Fig. 2: Observation of an itinerant conductivity and a coherent magnon upon photoexcitation of the spin–orbit-entangled excitons.

a Schematic of the experimental setup for the THz transmission measurements. b Spectro-temporal evolution of the pump-induced change in the real part of the optical conductivity (Δσ₁). The temperature is 20 K and the absorbed pump fluence is 1.3 mJ/cm². The two features present in the data are a Drude-like response at low energies and the first derivative of a Lorentzian lineshape around the magnon energy. c Temporal evolution of Δσ₁ showing coherent magnon oscillations that begin during the rise of the Drude. d Temporal evolution of the pump-induced change in the THz electric field (ΔE) of the spectrally-integrated measurement as a function of absorbed pump fluence at 20 K. The black dashed lines are fits to the sum of a damped oscillation and an exponential background.
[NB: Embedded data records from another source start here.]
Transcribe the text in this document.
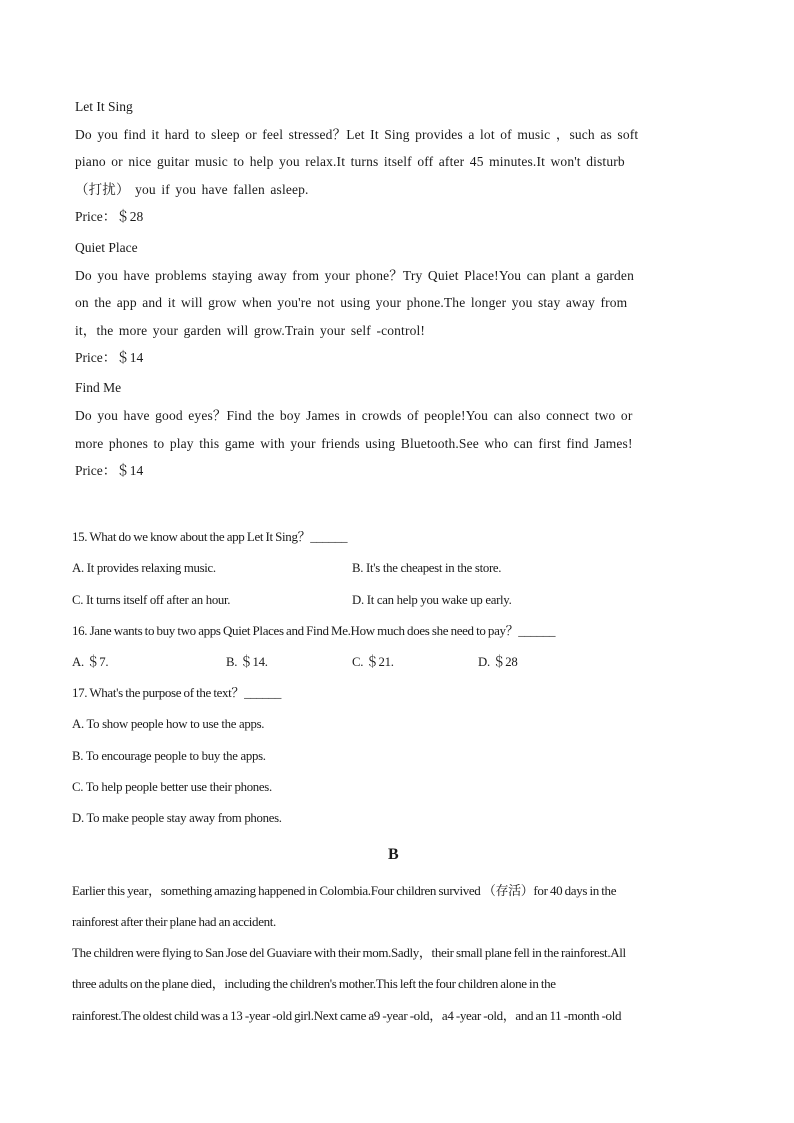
Let It Sing
Do you find it hard to sleep or feel stressed？Let It Sing provides a lot of music ，such as soft
piano or nice guitar music to help you relax.It turns itself off after 45 minutes.It won't disturb
（打扰） you if you have fallen asleep.
Price：＄28
Quiet Place
Do you have problems staying away from your phone？Try Quiet Place!You can plant a garden
on the app and it will grow when you're not using your phone.The longer you stay away from
it，the more your garden will grow.Train your self -control!
Price：＄14
Find Me
Do you have good eyes？Find the boy James in crowds of people!You can also connect two or
more phones to play this game with your friends using Bluetooth.See who can first find James!
Price：＄14
15. What do we know about the app Let It Sing？______
A. It provides relaxing music.	B. It's the cheapest in the store.
C. It turns itself off after an hour.	D. It can help you wake up early.
16. Jane wants to buy two apps Quiet Places and Find Me.How much does she need to pay？______
A. ＄7.	B. ＄14.	C. ＄21.	D. ＄28
17. What's the purpose of the text？______
A. To show people how to use the apps.
B. To encourage people to buy the apps.
C. To help people better use their phones.
D. To make people stay away from phones.
B
Earlier this year，something amazing happened in Colombia.Four children survived （存活）for 40 days in the
rainforest after their plane had an accident.
The children were flying to San Jose del Guaviare with their mom.Sadly，their small plane fell in the rainforest.All
three adults on the plane died，including the children's mother.This left the four children alone in the
rainforest.The oldest child was a 13 -year -old girl.Next came a9 -year -old，a4 -year -old，and an 11 -month -old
The traces are offset vertically for clarity. e The amplitude of the oscillation as a function of fluence extracted from the fits. The oscillation amplitude varies linearly with fluence, indicating that it is proportional to the density of photogenerated excitons. f The amplitude of the exponential as a function of fluence. The quadratic behavior is due to exciton dissociation. The error bars in (e) and (f) represent the 95% confidence interval for the corresponding fit parameters.